Trotz Energielabel – Experten empfehlen fachkundige Beratung beim Heizungskauf

Effizienzlabel kennen Verbraucher hauptsächlich von Haushaltsgeräten wie Waschmaschinen und Kühlschränken. Seit September 2015 müssen jedoch auch Heizungsanlagen entsprechend ihrer Energieeffizienz ausgezeichnet werden: Eine Einteilung in Energieklassen von G bis A++ soll für mehr Transparenz bei der Wahl der Heizanlage sorgen und dem Verbraucher eine Orientierung geben.

 

Flüssiggas ist netzunabhängig verfügbar – die Tanks lassen sich auch kaum sichtbar unterirdisch lagern. (Foto: HLC / PRIMAGAS)
Flüssiggas ist netzunabhängig verfügbar – die Tanks lassen sich auch kaum sichtbar unterirdisch lagern. (Foto: HLC / PRIMAGAS)

 

Doch bereits ein Jahr nach der Einführung melden sich kritische Stimmen.

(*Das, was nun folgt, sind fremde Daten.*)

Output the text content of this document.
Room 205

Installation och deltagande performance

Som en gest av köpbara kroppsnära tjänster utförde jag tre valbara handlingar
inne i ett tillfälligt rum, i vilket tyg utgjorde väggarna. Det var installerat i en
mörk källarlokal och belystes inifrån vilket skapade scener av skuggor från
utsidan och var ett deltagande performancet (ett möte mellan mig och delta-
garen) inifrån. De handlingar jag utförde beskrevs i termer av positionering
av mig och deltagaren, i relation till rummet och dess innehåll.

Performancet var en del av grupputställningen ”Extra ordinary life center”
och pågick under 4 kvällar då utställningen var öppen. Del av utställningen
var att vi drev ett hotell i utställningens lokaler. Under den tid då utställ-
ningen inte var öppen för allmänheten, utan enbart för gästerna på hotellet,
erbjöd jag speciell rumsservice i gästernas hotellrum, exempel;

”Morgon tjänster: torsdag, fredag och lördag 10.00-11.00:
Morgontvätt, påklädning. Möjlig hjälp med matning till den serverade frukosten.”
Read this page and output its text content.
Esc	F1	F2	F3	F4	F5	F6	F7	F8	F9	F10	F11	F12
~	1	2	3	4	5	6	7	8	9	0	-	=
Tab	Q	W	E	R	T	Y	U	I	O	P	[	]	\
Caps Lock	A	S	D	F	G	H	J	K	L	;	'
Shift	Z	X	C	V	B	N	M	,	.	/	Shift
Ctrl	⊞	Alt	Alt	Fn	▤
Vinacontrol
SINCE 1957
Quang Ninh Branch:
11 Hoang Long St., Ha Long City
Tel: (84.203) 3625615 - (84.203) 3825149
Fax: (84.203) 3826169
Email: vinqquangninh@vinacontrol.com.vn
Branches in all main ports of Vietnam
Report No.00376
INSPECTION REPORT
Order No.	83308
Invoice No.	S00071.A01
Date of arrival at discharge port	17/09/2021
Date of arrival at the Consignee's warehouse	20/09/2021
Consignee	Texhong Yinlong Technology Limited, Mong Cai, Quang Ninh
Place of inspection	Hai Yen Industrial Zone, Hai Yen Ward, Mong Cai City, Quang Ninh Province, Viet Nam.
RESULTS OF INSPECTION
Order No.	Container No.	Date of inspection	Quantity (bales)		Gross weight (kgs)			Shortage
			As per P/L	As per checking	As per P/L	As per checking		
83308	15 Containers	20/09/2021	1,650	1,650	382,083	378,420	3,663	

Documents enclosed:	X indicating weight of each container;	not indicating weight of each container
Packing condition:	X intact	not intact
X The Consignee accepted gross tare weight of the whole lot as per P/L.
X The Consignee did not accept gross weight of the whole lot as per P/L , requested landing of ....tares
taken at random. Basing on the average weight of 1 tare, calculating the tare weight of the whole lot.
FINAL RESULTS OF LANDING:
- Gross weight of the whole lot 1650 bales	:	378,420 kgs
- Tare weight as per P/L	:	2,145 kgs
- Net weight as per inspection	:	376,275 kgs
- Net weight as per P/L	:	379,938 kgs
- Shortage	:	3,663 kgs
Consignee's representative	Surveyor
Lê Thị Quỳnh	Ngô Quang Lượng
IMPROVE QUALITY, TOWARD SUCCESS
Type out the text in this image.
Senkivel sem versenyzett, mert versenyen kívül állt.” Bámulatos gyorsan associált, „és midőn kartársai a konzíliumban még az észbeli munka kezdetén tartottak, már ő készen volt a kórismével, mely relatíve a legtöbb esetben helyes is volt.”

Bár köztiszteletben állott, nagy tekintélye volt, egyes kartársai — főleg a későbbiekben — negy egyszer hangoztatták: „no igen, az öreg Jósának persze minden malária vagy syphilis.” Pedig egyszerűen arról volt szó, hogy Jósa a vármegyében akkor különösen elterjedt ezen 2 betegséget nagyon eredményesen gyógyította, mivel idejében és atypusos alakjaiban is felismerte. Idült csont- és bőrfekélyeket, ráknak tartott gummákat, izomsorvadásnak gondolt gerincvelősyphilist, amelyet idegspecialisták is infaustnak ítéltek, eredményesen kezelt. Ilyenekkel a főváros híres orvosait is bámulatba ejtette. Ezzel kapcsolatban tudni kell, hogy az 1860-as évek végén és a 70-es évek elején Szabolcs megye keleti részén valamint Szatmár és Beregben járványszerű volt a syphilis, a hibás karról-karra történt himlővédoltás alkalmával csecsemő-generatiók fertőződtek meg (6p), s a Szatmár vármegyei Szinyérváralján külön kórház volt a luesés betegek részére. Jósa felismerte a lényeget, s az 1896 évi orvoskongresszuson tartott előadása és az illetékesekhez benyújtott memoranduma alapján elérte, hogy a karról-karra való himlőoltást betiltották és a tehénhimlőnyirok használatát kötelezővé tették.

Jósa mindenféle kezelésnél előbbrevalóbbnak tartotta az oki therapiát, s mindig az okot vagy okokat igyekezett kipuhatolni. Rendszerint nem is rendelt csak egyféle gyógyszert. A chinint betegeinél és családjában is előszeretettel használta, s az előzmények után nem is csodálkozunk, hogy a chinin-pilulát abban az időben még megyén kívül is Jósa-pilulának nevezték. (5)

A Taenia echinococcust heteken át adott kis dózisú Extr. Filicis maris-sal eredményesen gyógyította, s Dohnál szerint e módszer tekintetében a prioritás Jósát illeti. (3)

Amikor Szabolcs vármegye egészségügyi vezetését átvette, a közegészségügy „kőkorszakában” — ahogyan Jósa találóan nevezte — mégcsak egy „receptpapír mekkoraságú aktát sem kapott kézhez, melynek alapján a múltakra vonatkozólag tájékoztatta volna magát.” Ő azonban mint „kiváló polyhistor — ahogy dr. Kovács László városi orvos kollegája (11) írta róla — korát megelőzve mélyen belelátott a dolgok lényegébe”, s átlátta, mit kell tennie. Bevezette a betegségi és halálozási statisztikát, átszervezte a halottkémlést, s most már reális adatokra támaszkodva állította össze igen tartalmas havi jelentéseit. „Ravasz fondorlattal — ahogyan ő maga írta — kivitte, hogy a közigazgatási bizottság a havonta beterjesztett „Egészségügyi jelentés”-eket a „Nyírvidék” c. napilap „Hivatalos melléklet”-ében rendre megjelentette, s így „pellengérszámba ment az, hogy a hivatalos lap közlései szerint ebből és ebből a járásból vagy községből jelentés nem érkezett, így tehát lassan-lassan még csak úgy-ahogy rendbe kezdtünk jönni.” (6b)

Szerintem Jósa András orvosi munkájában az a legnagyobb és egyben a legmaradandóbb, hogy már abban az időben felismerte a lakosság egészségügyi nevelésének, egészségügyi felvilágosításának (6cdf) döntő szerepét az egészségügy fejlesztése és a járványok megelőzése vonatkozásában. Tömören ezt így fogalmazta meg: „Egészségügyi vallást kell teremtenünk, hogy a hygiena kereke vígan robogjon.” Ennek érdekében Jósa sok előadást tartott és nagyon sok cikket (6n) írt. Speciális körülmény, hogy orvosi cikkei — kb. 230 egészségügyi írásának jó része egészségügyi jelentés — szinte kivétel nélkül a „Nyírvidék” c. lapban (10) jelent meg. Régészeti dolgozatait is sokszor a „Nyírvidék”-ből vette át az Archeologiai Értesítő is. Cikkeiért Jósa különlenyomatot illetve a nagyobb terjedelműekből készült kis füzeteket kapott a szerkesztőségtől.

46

Die Verbraucherzentrale NRW beanstandet unter anderem die fehlende Differenzierung innerhalb der Geräteklassen. Heizungsanlagen würden ausschließlich nach dem Energieträger oder dem Kombinationssystem bewertet, nicht nach der tatsächlichen Effizienz der individuellen Anlage.

Zudem fehle eine Information zur Wirtschaftlichkeit einzelner Geräte und Technologien. Namhafte Experten raten daher, vor dem Erwerb einer neuen Heizung vom Fachmann beraten zu lassen – so können Hausbesitzer sicher sein, nicht nur einen umweltschonenden Brennstoff zu wählen, sondern auch wirtschaftlich die beste individuelle Wahl zu treffen.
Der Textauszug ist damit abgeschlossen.